Beaucoup n’ont pas compris que la nation n’est pas une notion fixe et éternelle. Elle est ancrée dans l’histoire et elle est donc en mouvement. Elle se définit et se construit en permanence. Or c’est bien une conception figée de la nation dont on nous abreuve un peu partout en Afrique et notamment au Maghreb. Surenchères patriotiques. Glorification du passé et des luttes anticoloniales. Effacement de cultures par d’autres que l’on décrète hégémoniques. L’Arabe classique comme langue officielle au détriment de toutes les autres langues parlées et écrites. Déni de l’Amazighité. En Tunisie comme ailleurs aucun retour critique sur le legs de la traite transsaharienne ni sur celui de la partition coloniale entre « Afrique blanche » et « Afrique noire ». Tous les ingrédients sont là pour que les nationalismes d’antan devenu autoritarismes nous enferme dans une vision agrandie de nous-mêmes, efface les différences et cultive un racisme culturel et biologique pour reprendre la terminologie de Fanon, car ne l’oublions pas, aucune société n’est intrinsèquement raciste.

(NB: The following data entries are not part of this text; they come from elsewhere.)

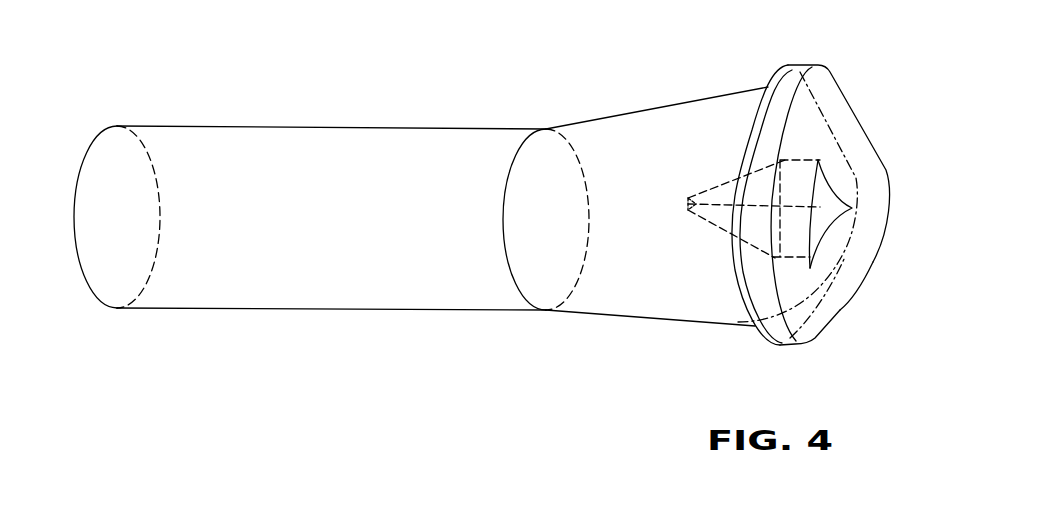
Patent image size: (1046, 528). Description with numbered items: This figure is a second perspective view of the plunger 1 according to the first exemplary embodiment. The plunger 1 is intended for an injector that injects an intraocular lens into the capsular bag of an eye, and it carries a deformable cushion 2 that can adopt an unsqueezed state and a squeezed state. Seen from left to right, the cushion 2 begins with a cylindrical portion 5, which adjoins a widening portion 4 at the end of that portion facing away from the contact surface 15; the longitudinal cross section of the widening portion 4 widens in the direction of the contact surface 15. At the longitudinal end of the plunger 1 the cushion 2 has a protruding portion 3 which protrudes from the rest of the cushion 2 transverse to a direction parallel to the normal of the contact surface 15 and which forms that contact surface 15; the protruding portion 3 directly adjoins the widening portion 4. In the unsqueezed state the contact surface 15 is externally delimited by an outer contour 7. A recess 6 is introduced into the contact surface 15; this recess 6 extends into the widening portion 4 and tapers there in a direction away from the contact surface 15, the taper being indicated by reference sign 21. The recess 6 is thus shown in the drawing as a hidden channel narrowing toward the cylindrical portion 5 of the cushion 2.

The plunger 1 is at (380, 70).
The cushion 2 is at (614, 74).
The protruding portion 3 is at (804, 65).
The widening portion 4 is at (700, 100).
The cylindrical portion 5 is at (262, 127).
The recess 6 is at (855, 209).
The outer contour 7 is at (873, 269).
The contact surface 15 is at (848, 127).
The taper of the recess 21 is at (719, 255).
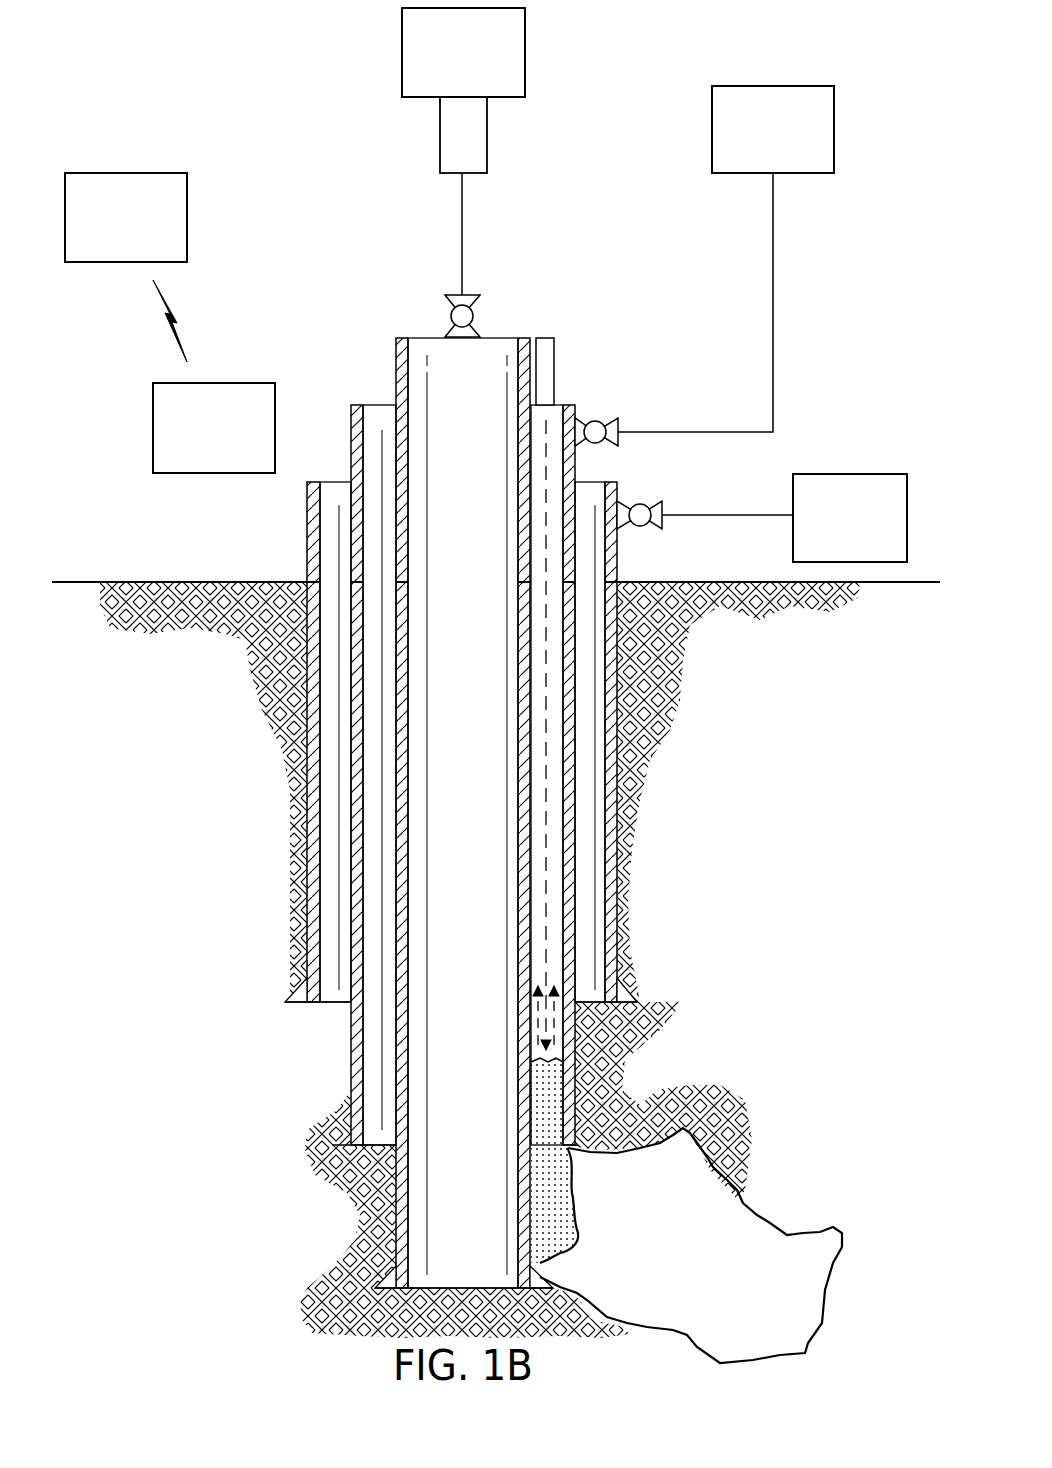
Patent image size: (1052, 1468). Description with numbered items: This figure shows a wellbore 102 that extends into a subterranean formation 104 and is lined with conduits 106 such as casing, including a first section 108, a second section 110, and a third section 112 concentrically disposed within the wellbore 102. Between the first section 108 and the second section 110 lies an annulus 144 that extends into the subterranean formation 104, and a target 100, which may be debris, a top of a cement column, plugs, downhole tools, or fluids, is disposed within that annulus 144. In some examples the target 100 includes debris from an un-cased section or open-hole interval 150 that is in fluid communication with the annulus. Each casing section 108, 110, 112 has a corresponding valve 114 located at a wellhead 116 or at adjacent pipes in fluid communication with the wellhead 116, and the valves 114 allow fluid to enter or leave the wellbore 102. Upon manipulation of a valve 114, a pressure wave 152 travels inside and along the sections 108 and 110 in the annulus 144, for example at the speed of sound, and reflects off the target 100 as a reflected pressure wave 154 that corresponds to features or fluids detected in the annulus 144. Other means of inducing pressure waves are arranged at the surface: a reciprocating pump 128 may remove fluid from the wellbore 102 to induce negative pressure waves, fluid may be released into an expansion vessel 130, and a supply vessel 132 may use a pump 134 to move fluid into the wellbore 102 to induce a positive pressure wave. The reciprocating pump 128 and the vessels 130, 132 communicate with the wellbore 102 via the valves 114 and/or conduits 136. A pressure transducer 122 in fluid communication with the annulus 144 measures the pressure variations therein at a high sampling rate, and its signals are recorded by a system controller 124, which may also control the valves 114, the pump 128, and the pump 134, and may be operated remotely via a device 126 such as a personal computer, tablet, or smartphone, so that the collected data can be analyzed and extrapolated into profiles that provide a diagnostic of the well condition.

The target 100 is at (565, 1193).
The wellbore 102 is at (426, 1030).
The subterranean formation 104 is at (780, 752).
The conduits 106 is at (568, 1046).
The first section 108 is at (403, 1215).
The second section 110 is at (358, 1018).
The third section 112 is at (612, 925).
The valve 114 is at (467, 296).
The wellhead 116 is at (566, 231).
The pressure transducer 122 is at (556, 372).
The system controller 124 is at (234, 439).
The device 126 is at (145, 229).
The reciprocating pump 128 is at (792, 145).
The expansion vessel 130 is at (870, 534).
The supply vessel 132 is at (483, 66).
The pump 134 is at (440, 134).
The conduits 136 is at (438, 206).
The annulus 144 is at (556, 872).
The open-hole interval 150 is at (728, 1213).
The pressure wave 152 is at (547, 550).
The reflected pressure wave 154 is at (537, 1003).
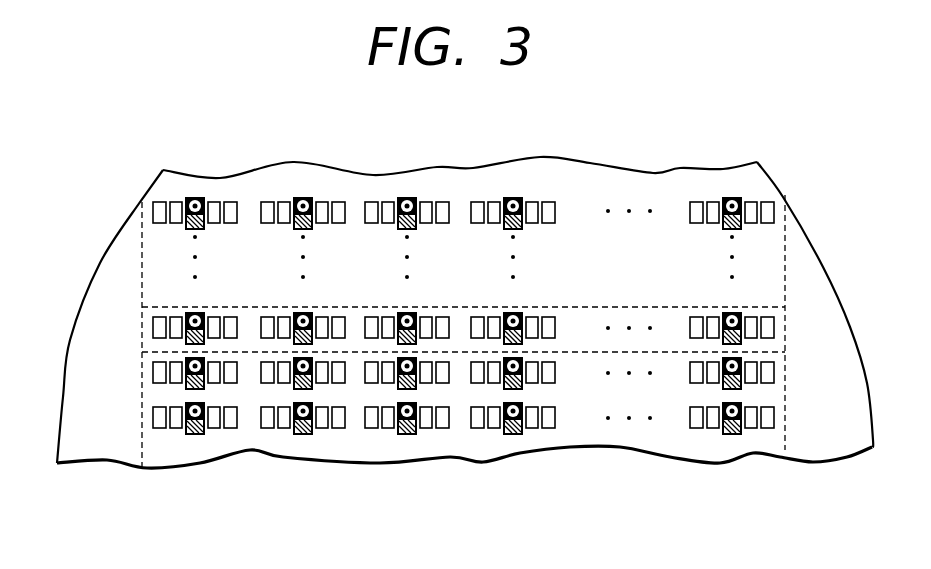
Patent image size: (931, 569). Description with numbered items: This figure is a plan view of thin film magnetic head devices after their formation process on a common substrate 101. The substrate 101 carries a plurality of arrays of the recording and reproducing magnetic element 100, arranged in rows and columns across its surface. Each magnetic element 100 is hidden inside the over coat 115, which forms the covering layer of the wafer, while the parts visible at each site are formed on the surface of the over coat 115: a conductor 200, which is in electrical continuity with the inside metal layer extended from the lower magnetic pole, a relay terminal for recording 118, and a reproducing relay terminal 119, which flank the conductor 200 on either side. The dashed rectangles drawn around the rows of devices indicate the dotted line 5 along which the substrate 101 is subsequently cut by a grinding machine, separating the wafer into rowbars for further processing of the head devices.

The recording and reproducing magnetic element 100 is at (729, 193).
The dotted line 5 is at (655, 307).
The substrate 101 is at (140, 470).
The reproducing relay terminal 119 is at (338, 431).
The relay terminal for recording 118 is at (373, 431).
The conductor 200 is at (517, 436).
The over coat 115 is at (648, 443).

Le racisme qui explose aujourd’hui en Tunisie est le produit d’un système qui a établi une hiérarchie claire et totalement infondée entre nous et le reste. Entre le nord et le sud.

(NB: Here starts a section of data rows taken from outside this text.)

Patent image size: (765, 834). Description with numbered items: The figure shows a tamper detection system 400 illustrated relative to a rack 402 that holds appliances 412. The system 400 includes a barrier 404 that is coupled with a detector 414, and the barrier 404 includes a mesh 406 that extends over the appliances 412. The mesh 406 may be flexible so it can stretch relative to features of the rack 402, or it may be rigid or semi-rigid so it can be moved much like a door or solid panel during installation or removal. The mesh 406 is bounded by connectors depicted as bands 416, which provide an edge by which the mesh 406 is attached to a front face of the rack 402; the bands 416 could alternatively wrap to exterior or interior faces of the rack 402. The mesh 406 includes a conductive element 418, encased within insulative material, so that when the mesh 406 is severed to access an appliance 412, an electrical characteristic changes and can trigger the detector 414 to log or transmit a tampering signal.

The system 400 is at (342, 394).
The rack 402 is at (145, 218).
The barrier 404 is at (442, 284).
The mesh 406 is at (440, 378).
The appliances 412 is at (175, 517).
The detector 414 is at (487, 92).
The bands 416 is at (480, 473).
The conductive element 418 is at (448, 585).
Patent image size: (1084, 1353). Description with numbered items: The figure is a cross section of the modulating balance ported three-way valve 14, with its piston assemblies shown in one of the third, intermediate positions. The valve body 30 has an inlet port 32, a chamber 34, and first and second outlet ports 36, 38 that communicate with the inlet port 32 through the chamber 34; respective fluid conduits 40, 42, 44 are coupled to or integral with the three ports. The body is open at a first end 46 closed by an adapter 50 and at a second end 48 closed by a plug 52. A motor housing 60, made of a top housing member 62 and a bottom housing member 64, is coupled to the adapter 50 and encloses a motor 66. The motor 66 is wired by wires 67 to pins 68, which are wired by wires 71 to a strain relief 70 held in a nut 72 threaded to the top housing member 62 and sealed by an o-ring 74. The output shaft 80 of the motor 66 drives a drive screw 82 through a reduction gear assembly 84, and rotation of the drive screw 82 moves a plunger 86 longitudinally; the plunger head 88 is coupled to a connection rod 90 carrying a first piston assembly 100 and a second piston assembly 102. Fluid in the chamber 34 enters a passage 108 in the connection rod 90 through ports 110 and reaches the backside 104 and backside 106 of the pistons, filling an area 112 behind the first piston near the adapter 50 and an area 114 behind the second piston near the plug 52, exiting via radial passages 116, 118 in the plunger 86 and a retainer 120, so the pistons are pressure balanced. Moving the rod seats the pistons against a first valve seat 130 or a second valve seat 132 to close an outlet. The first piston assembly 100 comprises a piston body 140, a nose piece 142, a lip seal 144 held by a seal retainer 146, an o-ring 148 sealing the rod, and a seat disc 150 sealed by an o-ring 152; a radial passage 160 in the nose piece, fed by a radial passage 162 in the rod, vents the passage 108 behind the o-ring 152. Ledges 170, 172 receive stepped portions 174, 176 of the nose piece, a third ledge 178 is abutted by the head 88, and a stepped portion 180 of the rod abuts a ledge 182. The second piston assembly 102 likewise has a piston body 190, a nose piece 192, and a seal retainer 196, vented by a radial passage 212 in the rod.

Pour une révolution africaine.
Pourtant l’Afrique est bel et bien une. Il est grand temps pour les intellectuels et les activistes africains – car il n’y a rien à attendre des états et de régimes qui ont depuis bien longtemps trahi tous les idéaux de révolution – de le redire et de l’affirmer. Il n’y a ni Sahara ni pseudo frontière géographique pour séparer le nord et le sud du continent. Il est grand temps de cesser de se compromettre dans des projets d’union fantoche comme la grande famille francophone ou que sais-je encore. Les initiatives existent bel et bien. Le rêve des Etats-Unis d’Afrique n’a pas disparu. Il est défendu par exemple par la Ligue Panafricaine-Umoja (LP-UMOJA), présidé par l’historien Amzat Boukari-Yabara.
C’est à nous Tunisien.e.s, Algérien.ne.s, Marocain.e.s, de le porter aussi.
En ayant en mémoire les mots de Fanon, qui à quelques mois de sa mort, comme une dernière volonté, écrivait :
« Ce que je voudrais : de grandes lignes, de grands canaux de navigation à travers le désert. Abolir le désert, le nier, rassembler l’Afrique, créer le continent. Que du Mali s’engouffrent sur notre territoire des Maliens, des Sénégalais, des Guinéens. Et ceux du Nigéria, du Togo. Que tous grimpent les pentes du désert et déferlent sur le bastion colonialiste. Prendre l’absurde et l’impossible à rebrousse-poil et lancer un continent à l’assaut des derniers remparts de la puissance coloniale[2] »

[1] Frantz Fanon, « Cette Afrique à venir » in Pour la révolution africaine, La Découverte, 2010, p.868 [2] Frantz Fanon, « Cette Afrique à venir » in Pour la révolution africaine, La Découverte, 2010, p.853.